2
$\begingroup$

We throw balls into the bins until no bin is empty. What is the expected time until no bin is empty?

The solution goes: Let $Y$ be the random variable that counts the time until no bin remains empty. We write $Y$ = Sum of $Y_i$.

$Y_i$ is the time since we had $(i-1)$ nonempty bins, until we have $i$ nonempty bins.

Usually I would think about this as $k$ independent balls into $n$ bins and the sample space is clear here.

The $Y$ random variable is very intuitive, but how does one formalize it? What is the sample space? And how can we justify the passage from the $k$ balls into $n$ bins sample space into the one I'm asking about?

2 Answers 2

4

I am a bit confused as to how the $k$ ball limit is imposed here. In the solution below, I assumed that there were an unlimited supply of balls.

After the $(j{-}1)^{st}$ bin gets a ball, the expected time before the $j^{th}$ bin has a ball is $\frac{n}{n-j+1}$, thus the expected time to fill all $n$ bins would be $ n\sum_{j=1}^n\frac{1}{n-j+1}=n\sum_{j=1}^n\frac{1}{j} $


The argument above uses the Linearity of Expectation. The part that seems a bit magical upon first sight is that $\mathrm{E}[X+Y\;]=\mathrm{E}[X]+\mathrm{E}[Y\;]$ even when $X$ and $Y$ are not independent.
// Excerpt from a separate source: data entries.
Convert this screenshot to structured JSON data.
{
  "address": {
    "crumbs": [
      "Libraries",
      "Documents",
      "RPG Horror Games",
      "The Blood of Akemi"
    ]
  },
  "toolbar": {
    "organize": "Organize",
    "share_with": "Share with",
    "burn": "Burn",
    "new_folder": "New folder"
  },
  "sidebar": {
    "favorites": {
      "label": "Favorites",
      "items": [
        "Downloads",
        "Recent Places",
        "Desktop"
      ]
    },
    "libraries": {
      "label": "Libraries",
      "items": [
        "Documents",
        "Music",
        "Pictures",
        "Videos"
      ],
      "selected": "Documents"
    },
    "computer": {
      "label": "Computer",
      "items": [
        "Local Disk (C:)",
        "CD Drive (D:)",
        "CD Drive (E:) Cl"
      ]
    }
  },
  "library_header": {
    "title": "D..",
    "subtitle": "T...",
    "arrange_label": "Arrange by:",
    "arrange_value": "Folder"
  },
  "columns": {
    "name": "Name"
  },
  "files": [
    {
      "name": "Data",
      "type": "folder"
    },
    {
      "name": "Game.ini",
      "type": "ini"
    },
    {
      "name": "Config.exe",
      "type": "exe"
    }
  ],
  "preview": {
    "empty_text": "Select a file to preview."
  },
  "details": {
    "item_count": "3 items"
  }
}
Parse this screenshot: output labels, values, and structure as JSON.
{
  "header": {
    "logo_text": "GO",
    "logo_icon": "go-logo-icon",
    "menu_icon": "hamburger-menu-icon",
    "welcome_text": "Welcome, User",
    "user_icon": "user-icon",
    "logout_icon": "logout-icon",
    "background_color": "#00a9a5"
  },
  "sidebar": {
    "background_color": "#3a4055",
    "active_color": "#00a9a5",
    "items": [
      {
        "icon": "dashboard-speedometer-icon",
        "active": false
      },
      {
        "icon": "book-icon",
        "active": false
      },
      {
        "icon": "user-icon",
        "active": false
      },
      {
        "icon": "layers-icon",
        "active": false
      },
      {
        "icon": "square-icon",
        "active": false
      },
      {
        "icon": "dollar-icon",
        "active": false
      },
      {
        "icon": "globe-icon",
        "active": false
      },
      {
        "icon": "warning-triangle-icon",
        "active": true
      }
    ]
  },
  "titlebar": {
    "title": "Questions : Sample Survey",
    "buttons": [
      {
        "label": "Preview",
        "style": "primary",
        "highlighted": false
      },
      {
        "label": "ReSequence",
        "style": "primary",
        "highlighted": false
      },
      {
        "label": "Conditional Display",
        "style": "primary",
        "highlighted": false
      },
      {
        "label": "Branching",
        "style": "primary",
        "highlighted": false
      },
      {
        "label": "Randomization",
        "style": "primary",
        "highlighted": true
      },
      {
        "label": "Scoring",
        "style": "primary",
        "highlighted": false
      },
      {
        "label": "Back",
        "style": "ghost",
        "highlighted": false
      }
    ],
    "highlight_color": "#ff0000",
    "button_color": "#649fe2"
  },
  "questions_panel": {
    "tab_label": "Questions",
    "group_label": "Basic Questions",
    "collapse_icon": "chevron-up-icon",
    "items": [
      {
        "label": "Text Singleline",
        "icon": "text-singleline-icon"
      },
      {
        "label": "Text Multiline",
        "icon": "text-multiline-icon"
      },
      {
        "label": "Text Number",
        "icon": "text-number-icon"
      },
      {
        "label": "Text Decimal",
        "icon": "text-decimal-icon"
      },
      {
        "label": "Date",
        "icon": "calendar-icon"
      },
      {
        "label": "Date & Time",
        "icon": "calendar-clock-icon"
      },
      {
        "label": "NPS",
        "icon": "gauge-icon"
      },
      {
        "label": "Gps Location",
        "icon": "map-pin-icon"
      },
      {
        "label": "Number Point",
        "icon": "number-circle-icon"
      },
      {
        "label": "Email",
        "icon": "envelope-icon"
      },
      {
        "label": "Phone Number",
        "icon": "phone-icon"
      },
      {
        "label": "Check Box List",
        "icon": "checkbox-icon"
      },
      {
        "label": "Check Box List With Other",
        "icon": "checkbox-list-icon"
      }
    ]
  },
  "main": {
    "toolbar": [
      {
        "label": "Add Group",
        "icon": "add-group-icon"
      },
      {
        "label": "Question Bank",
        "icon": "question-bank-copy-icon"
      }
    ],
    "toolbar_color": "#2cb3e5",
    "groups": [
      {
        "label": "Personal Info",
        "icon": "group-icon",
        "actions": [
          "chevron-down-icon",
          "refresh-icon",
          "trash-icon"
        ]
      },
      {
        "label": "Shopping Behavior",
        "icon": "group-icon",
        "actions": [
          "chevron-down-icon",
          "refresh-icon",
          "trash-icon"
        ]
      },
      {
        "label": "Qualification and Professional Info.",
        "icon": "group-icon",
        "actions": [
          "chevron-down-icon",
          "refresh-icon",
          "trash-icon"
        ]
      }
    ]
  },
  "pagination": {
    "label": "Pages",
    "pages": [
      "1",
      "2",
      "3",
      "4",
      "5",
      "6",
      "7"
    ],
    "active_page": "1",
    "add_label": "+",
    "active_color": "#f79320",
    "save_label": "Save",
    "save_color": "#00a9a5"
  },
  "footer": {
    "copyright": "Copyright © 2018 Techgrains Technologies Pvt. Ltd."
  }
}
Below is an argument that computes all the probabilities and yields the same answer.

The Generalized Principle of Inclusion-Exclusion says

Let $\{S_i\}$ be a finite collection of sets from a finite universe. Let $N_j$ be the the sum of the sizes of all intersections of $j$ of the $S_i$; thus, $N_0$ is the size of the universe. Then, the number of elements in exactly $k$ of the $S_i$ is $ \sum_{j\ge k}(-1)^{j-k}\binom{j}{k}N_j $ Suppose we've thrown $k$ balls. If we let $S_i$ be the arrangements where bin $i$ is empty, then we have $ N_j=\binom{n}{j}(n-j)^k $ that is, $\binom{n}{j}$ ways to choose the $j$ empty bins and $(n-j)^k$ ways to place the $k$ balls into the remaining $n-j$ bins.

Since there are $n^k$ ways to throw $k$ balls into $n$ bins, the probability of getting exactly $1$ bin empty after throwing $k$ balls is $ \frac{1}{n^k}\sum_{j\ge1}(-1)^{j-1}\binom{j}{1}\binom{n}{j}(n-j)^k $ The probability of getting the last bin with the next ball is $\frac{1}{n}$ and that would be after $k+1$ balls. Thus, the expected number of balls would be $ \begin{align} &\frac{1}{n}\sum_{k\ge0}\sum_{j\ge1}(-1)^{j-1}\binom{j}{1}\binom{n}{j}(k+1)(1-j/n)^k\\ &=\frac{1}{n}\sum_{j\ge1}(-1)^{j-1}\binom{j}{1}\binom{n}{j}\left(\frac{n}{j}\right)^2\\ &=\sum_{j\ge1}(-1)^{j-1}\binom{n}{j}\frac{n}{j}\\ &=\sum_{j\ge1}(-1)^{j-1}\sum_{k=0}^n\binom{n-k-1}{j-1}\binom{k}{0}\frac{n}{j}\\ &=\sum_{j\ge1}(-1)^{j-1}\sum_{k=0}^n\binom{n-k}{j}\frac{n}{n-k}\\ &=\sum_{k=0}^{n-1}\frac{n}{n-k}\\ &=n\sum_{k=1}^n\frac{1}{k} \end{align} $

1

The theoretical approach is to consider a sample space that consists of all infinite sequences of ball throws. For each such sequence, $Y$ is then the length of the shortest prefix that hits all bins. There are some sequences for this this is not well defined because some bin will never be hit, but the probability of having any of those sequences is 0 (that's the Infinite Monkey Theorem), so we can just ignore them, or let $Y$ have some dummy value in those cases.

Because the sample space is infinite, the combinatorial principle of counting happy outcomes and dividing by total outcomes won't work here; instead we need to move to the more abstract framework of probability measures. However, with some cleverness one can get a lot of mileage out of the assumption that successive throws are independent, even without worrying too much about the theoretical basis. See the coupon-collector's problem for derivations in this particular case.